Personal information
- Born: 22 June 1953 Ballinasloe, County Galway, Ireland
- Died: 25 March 2011 (aged 57)
- Occupation: Garda Síochána

Sport

Clubs
- Years: Club
- 1970–1978 1971–1978 1979–1996: Four Roads (H) St Aidan's, Ballyforan Navan O'Mahonys

Club titles
- Football / Hurling
- Meath titles: 7 / 2
- Connacht titles: 0 / 1

Inter-county
- Years: County
- 1976–1978 1971–1978 1980–1985 1980–1989: Roscommon (F) Roscommon (H) Meath (F) Meath (H)

Inter-county titles
- Football / Hurling
- Connacht Titles: 1 / 0
- All-Ireland Titles: 0 / 1 (Junior)

= Ben Tansey =

Irish sportsman

Ben Tansey was the son of Bernard Tansey and Kathleen Glynn of Caltraghduff, Ballyforan, County Roscommon. Tansey played senior inter-county football and hurling for two different counties, Roscommon and Meath.

Tansey started playing hurling and football with his local clubs, Four Roads and St Aidan's in Roscommon. He won underage hurling championships with Four Roads and also a U16 "B" All-Ireland hurling medal with Roscommon. He played Minor and Under 21 football and hurling for Roscommon. Tansey went to Ballinafad College, in Mayo, where he played in four Connacht colleges hurling finals, won a Connacht colleges football medal and a Mayo colleges football championship.
Tansey joined the Garda Síochána in 1973 and was stationed in Rush, Balbriggan, and Navan. He served in Navan for 27 years until his retirement in 2003.

During his playing days in Roscommon Tansey won a Connacht Senior Football Championship in 1978 and an All-Ireland Junior Hurling Championship in 1974. Tansey is one the Roscommon hurlers to have played Railway Cup with Connacht. He won two Roscommon Senior Hurling Championship titles with Four Roads, and also a Connacht Senior Club Hurling Championship medal in 1977. He won an Intermediate Football Championship with St Aidan's, and was also club footballer of the year in 1975.

Tansey transferred to Navan O'Mahonys in 1979. With them he won seven Meath Senior Football Championship titles and two Meath Senior Hurling Championship titles, being a member of the double-winning team in 1985. He also won two Intermediate Hurling Championship (IHC) titles and several Feis Cup and League football medals. He was also club footballer of the year and club hurler of the year. Tansey also holds the distinction of having won "Man of the Match" awards in both senior football (1979) and senior hurling (1986) finals. He was the Keegan Cup-winning captain in 1981. Tansey last lined out for O'Mahony's in the 1996 IHC final, aged 43, rounding off a 26-year club career with 15 club championship medals.

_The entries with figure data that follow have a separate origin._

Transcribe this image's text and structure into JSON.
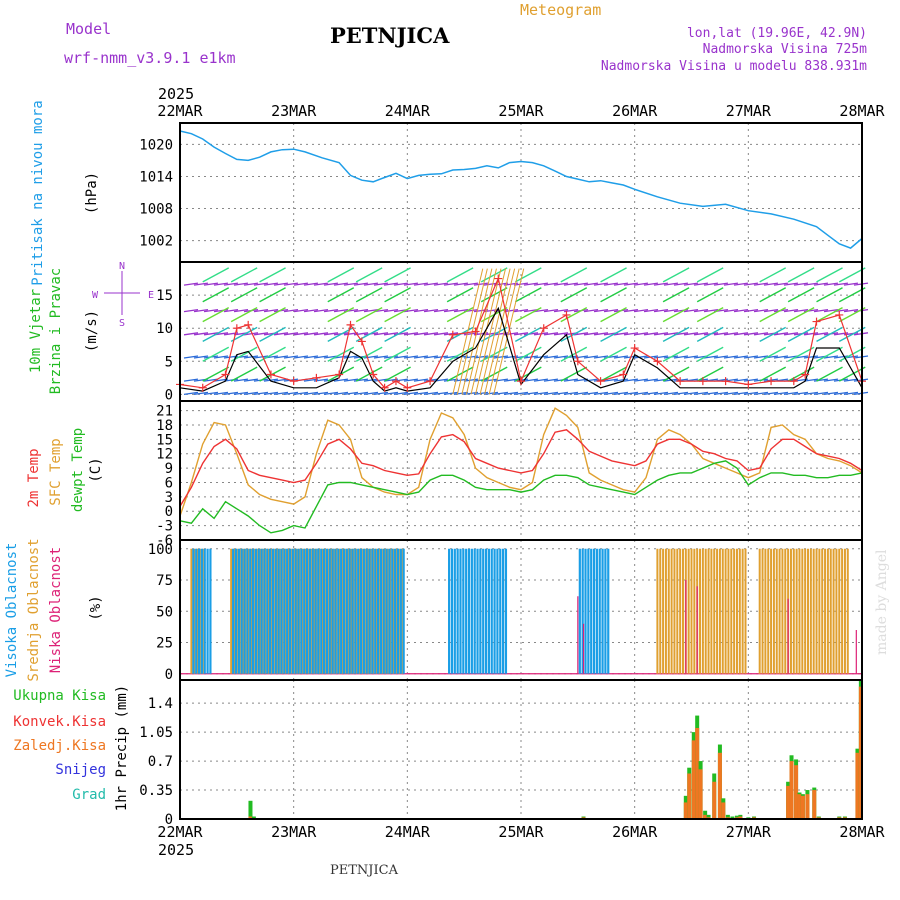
{
  "header": {
    "model_label": "Model",
    "model_name": "wrf-nmm_v3.9.1 e1km",
    "station": "PETNJICA",
    "meteogram": "Meteogram",
    "lonlat": "lon,lat (19.96E, 42.9N)",
    "altitude": "Nadmorska Visina 725m",
    "altitude_model": "Nadmorska Visina u modelu 838.931m",
    "footer_station": "PETNJICA",
    "watermark": "made by Angel"
  },
  "colors": {
    "pressure": "#1f9ee8",
    "wind_label": "#22bb22",
    "purple": "#9933cc",
    "temp_2m": "#ee3333",
    "temp_sfc": "#e0a030",
    "dewpt": "#22bb22",
    "cloud_high": "#1a9ee6",
    "cloud_mid": "#e0a030",
    "cloud_low": "#dd2277",
    "precip_total": "#22bb22",
    "precip_conv": "#ee3333",
    "precip_frozen": "#ee7722",
    "precip_snow": "#3333dd",
    "precip_hail": "#22bbaa",
    "grid": "#888888"
  },
  "chart_data": [
    {
      "type": "line",
      "name": "pressure",
      "ylabel_left": "Pritisak na nivou mora",
      "ylabel_right": "(hPa)",
      "x_top_year": "2025",
      "x_ticks": [
        "22MAR",
        "23MAR",
        "24MAR",
        "25MAR",
        "26MAR",
        "27MAR",
        "28MAR"
      ],
      "x_days": [
        0,
        6
      ],
      "ylim": [
        998,
        1024
      ],
      "y_ticks": [
        1002,
        1008,
        1014,
        1020
      ],
      "x": [
        0,
        0.1,
        0.2,
        0.3,
        0.4,
        0.5,
        0.6,
        0.7,
        0.8,
        0.9,
        1.0,
        1.1,
        1.25,
        1.4,
        1.5,
        1.6,
        1.7,
        1.8,
        1.9,
        2.0,
        2.1,
        2.2,
        2.3,
        2.4,
        2.5,
        2.6,
        2.7,
        2.8,
        2.9,
        3.0,
        3.1,
        3.2,
        3.3,
        3.4,
        3.5,
        3.6,
        3.7,
        3.8,
        3.9,
        4.0,
        4.2,
        4.4,
        4.6,
        4.8,
        5.0,
        5.2,
        5.4,
        5.6,
        5.7,
        5.8,
        5.9,
        6.0
      ],
      "y": [
        1022.5,
        1022.0,
        1021.0,
        1019.5,
        1018.3,
        1017.2,
        1017.0,
        1017.6,
        1018.6,
        1019.0,
        1019.1,
        1018.6,
        1017.5,
        1016.6,
        1014.2,
        1013.3,
        1013.0,
        1013.8,
        1014.6,
        1013.6,
        1014.2,
        1014.4,
        1014.5,
        1015.2,
        1015.3,
        1015.5,
        1016.0,
        1015.6,
        1016.6,
        1016.8,
        1016.6,
        1016.0,
        1015.0,
        1014.0,
        1013.5,
        1013.0,
        1013.2,
        1012.8,
        1012.4,
        1011.6,
        1010.2,
        1009.0,
        1008.4,
        1008.8,
        1007.6,
        1007.0,
        1006.0,
        1004.6,
        1003.0,
        1001.4,
        1000.6,
        1002.4
      ]
    },
    {
      "type": "line",
      "name": "wind",
      "ylabel_left_1": "10m Vjetar",
      "ylabel_left_2": "Brzina i Pravac",
      "ylabel_right": "(m/s)",
      "compass": {
        "north": "N",
        "south": "S",
        "east": "E",
        "west": "W"
      },
      "ylim": [
        -1,
        20
      ],
      "y_ticks": [
        0,
        5,
        10,
        15
      ],
      "speed_x": [
        0,
        0.2,
        0.4,
        0.5,
        0.6,
        0.8,
        1.0,
        1.2,
        1.4,
        1.5,
        1.6,
        1.7,
        1.8,
        1.9,
        2.0,
        2.2,
        2.4,
        2.6,
        2.8,
        3.0,
        3.2,
        3.4,
        3.5,
        3.7,
        3.9,
        4.0,
        4.2,
        4.4,
        4.6,
        4.8,
        5.0,
        5.2,
        5.4,
        5.5,
        5.6,
        5.8,
        6.0
      ],
      "speed": [
        1.0,
        0.5,
        2.0,
        6.0,
        6.5,
        2.0,
        1.0,
        1.0,
        2.5,
        6.5,
        5.5,
        2.0,
        0.5,
        1.0,
        0.5,
        1.0,
        5.0,
        7.0,
        13.0,
        1.5,
        6.0,
        9.0,
        3.0,
        1.0,
        2.0,
        6.0,
        4.0,
        1.0,
        1.0,
        1.0,
        1.0,
        1.0,
        1.0,
        2.0,
        7.0,
        7.0,
        1.0
      ],
      "gust": [
        1.5,
        1.0,
        3.0,
        10.0,
        10.5,
        3.0,
        2.0,
        2.5,
        3.0,
        10.5,
        8.0,
        3.0,
        1.0,
        2.0,
        1.0,
        2.0,
        9.0,
        9.5,
        17.5,
        2.0,
        10.0,
        12.0,
        5.0,
        2.0,
        3.0,
        7.0,
        5.0,
        2.0,
        2.0,
        2.0,
        1.5,
        2.0,
        2.0,
        3.0,
        11.0,
        12.0,
        2.0
      ]
    },
    {
      "type": "line",
      "name": "temperature",
      "ylabel_1": "2m Temp",
      "ylabel_2": "SFC Temp",
      "ylabel_3": "dewpt Temp",
      "ylabel_right": "(C)",
      "ylim": [
        -6,
        23
      ],
      "y_ticks": [
        -6,
        -3,
        0,
        3,
        6,
        9,
        12,
        15,
        18,
        21
      ],
      "x": [
        0,
        0.1,
        0.2,
        0.3,
        0.4,
        0.5,
        0.6,
        0.7,
        0.8,
        0.9,
        1.0,
        1.1,
        1.2,
        1.3,
        1.4,
        1.5,
        1.6,
        1.7,
        1.8,
        1.9,
        2.0,
        2.1,
        2.2,
        2.3,
        2.4,
        2.5,
        2.6,
        2.7,
        2.8,
        2.9,
        3.0,
        3.1,
        3.2,
        3.3,
        3.4,
        3.5,
        3.6,
        3.7,
        3.8,
        3.9,
        4.0,
        4.1,
        4.2,
        4.3,
        4.4,
        4.5,
        4.6,
        4.7,
        4.8,
        4.9,
        5.0,
        5.1,
        5.2,
        5.3,
        5.4,
        5.5,
        5.6,
        5.7,
        5.8,
        5.9,
        6.0
      ],
      "t2m": [
        1.0,
        5.0,
        10.0,
        13.5,
        15.0,
        13.0,
        8.5,
        7.5,
        7.0,
        6.5,
        6.0,
        6.5,
        10.0,
        14.0,
        15.0,
        13.0,
        10.0,
        9.5,
        8.5,
        8.0,
        7.5,
        7.8,
        12.0,
        15.5,
        16.0,
        14.5,
        11.0,
        10.0,
        9.0,
        8.5,
        8.0,
        8.5,
        12.0,
        16.5,
        17.0,
        15.0,
        12.5,
        11.5,
        10.5,
        10.0,
        9.5,
        10.5,
        14.0,
        15.0,
        15.0,
        14.0,
        12.5,
        12.0,
        11.0,
        10.5,
        8.5,
        9.0,
        13.0,
        15.0,
        15.0,
        13.5,
        12.0,
        11.5,
        11.0,
        10.0,
        8.5
      ],
      "tsfc": [
        -1.0,
        6.0,
        14.0,
        18.5,
        18.0,
        12.0,
        5.5,
        3.5,
        2.5,
        2.0,
        1.5,
        3.0,
        12.0,
        19.0,
        18.0,
        15.0,
        7.0,
        5.0,
        4.0,
        3.5,
        3.5,
        5.0,
        15.0,
        20.5,
        19.5,
        16.0,
        9.0,
        7.0,
        6.0,
        5.0,
        4.5,
        6.0,
        16.0,
        21.5,
        20.0,
        17.5,
        8.0,
        6.5,
        5.5,
        4.5,
        4.0,
        7.0,
        15.0,
        17.0,
        16.0,
        14.0,
        11.0,
        10.0,
        9.0,
        8.0,
        7.0,
        8.0,
        17.5,
        18.0,
        16.0,
        15.0,
        12.0,
        11.0,
        10.5,
        9.5,
        8.0
      ],
      "dewpt": [
        -2.0,
        -2.5,
        0.5,
        -1.5,
        2.0,
        0.5,
        -1.0,
        -3.0,
        -4.5,
        -4.0,
        -3.0,
        -3.5,
        1.0,
        5.5,
        6.0,
        6.0,
        5.5,
        5.0,
        4.5,
        4.0,
        3.5,
        4.0,
        6.5,
        7.5,
        7.5,
        6.5,
        5.0,
        4.5,
        4.5,
        4.5,
        4.0,
        4.5,
        6.5,
        7.5,
        7.5,
        7.0,
        5.5,
        5.0,
        4.5,
        4.0,
        3.5,
        5.0,
        6.5,
        7.5,
        8.0,
        8.0,
        9.0,
        10.0,
        10.5,
        9.0,
        5.5,
        7.0,
        8.0,
        8.0,
        7.5,
        7.5,
        7.0,
        7.0,
        7.5,
        7.5,
        8.0
      ]
    },
    {
      "type": "bar",
      "name": "cloud_cover",
      "ylabel_1": "Visoka Oblacnost",
      "ylabel_2": "Srednja Oblacnost",
      "ylabel_3": "Niska Oblacnost",
      "ylabel_right": "(%)",
      "ylim": [
        -5,
        107
      ],
      "y_ticks": [
        0,
        25,
        50,
        75,
        100
      ],
      "high_intervals": [
        [
          0.1,
          0.26
        ],
        [
          0.45,
          1.2
        ],
        [
          1.2,
          1.95
        ],
        [
          2.35,
          2.85
        ],
        [
          3.5,
          3.75
        ]
      ],
      "mid_intervals": [
        [
          0.1,
          0.2
        ],
        [
          0.45,
          1.95
        ],
        [
          4.2,
          5.0
        ],
        [
          5.1,
          5.9
        ]
      ],
      "low_spikes": [
        [
          3.5,
          62
        ],
        [
          3.55,
          40
        ],
        [
          4.45,
          75
        ],
        [
          4.55,
          70
        ],
        [
          5.35,
          60
        ],
        [
          5.95,
          35
        ]
      ]
    },
    {
      "type": "bar",
      "name": "precipitation",
      "legend": [
        "Ukupna Kisa",
        "Konvek.Kisa",
        "Zaledj.Kisa",
        "Snijeg",
        "Grad"
      ],
      "ylabel_right": "1hr Precip (mm)",
      "x_bottom_year": "2025",
      "x_ticks": [
        "22MAR",
        "23MAR",
        "24MAR",
        "25MAR",
        "26MAR",
        "27MAR",
        "28MAR"
      ],
      "ylim": [
        0,
        1.68
      ],
      "y_ticks": [
        0,
        0.35,
        0.7,
        1.05,
        1.4
      ],
      "x": [
        0.62,
        0.65,
        3.55,
        4.45,
        4.48,
        4.52,
        4.55,
        4.58,
        4.62,
        4.65,
        4.7,
        4.75,
        4.78,
        4.82,
        4.86,
        4.9,
        4.93,
        5.0,
        5.05,
        5.35,
        5.38,
        5.42,
        5.45,
        5.48,
        5.52,
        5.58,
        5.62,
        5.8,
        5.85,
        5.96,
        5.99
      ],
      "total": [
        0.22,
        0.03,
        0.03,
        0.28,
        0.62,
        1.05,
        1.25,
        0.7,
        0.1,
        0.05,
        0.55,
        0.9,
        0.25,
        0.05,
        0.03,
        0.04,
        0.05,
        0.02,
        0.03,
        0.45,
        0.77,
        0.72,
        0.32,
        0.3,
        0.35,
        0.38,
        0.03,
        0.03,
        0.03,
        0.85,
        1.68
      ],
      "convective": [
        0.03,
        0.01,
        0.02,
        0.2,
        0.55,
        0.95,
        1.1,
        0.6,
        0.05,
        0.02,
        0.45,
        0.8,
        0.2,
        0.02,
        0.01,
        0.02,
        0.03,
        0.01,
        0.02,
        0.4,
        0.7,
        0.65,
        0.3,
        0.28,
        0.3,
        0.35,
        0.02,
        0.02,
        0.02,
        0.8,
        1.6
      ]
    }
  ]
}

Tansey is best remembered in Meath for being an inter-county dual player. In particular for goals he scored at Croke Park in the Leinster Senior Football Championship (SFC) against Dublin in 1983 and 1984. The goal he scored in the 1984 Leinster SFC final in 1984 would be the only one conceded by John O'Leary in the championship that year. Tansey was Meath senior footballer of the year in 1982 and won an O'Byrne Cup medal in 1983. Tansey was on Meath hurling and football teams that were managed by Seán Boylan.

Tansey was highly regarded in Navan as a hurling coach and coached teams at all grades. He was player–coach for the two senior hurling championships he won and was involved in several O'Mahony's juvenile team that travelled to Feile na nGael competitions.

Tansey was interested in many other sports, such as handball, squash, fishing and pitch and putt. He played competitive basketball for Navan O'Mahony's, competitive soccer with Navan Gardaí in the early days of the Meath and District League and also lined out at full back for Navan R.F.C. on several occasions. After his G.A.A. days he became a member of the Royal Tara Golf Club and represented the club in competitions. He played off a handicap of five and once held the course record.

As well as having the distinction of being a dual player with two different counties Ben also had two uncles with unique records. John Glynn played Connacht senior football championship with 3 different counties, his native Galway, Sligo and Leitrim. His brother Tim Glynn played Munster senior hurling championship with 2 different counties, his native Galway and Limerick, he also played Junior hurling with Kerry & Junior football with Limerick. Other brothers, Martin, Tom & Frank Glynn also played hurling with Galway. Tansey also had 2 aunts who played in an All-Ireland Camogie final for Galway against Antrim in 1946. His cousin Sheila Coen played with the Galway camogie team in the 90's.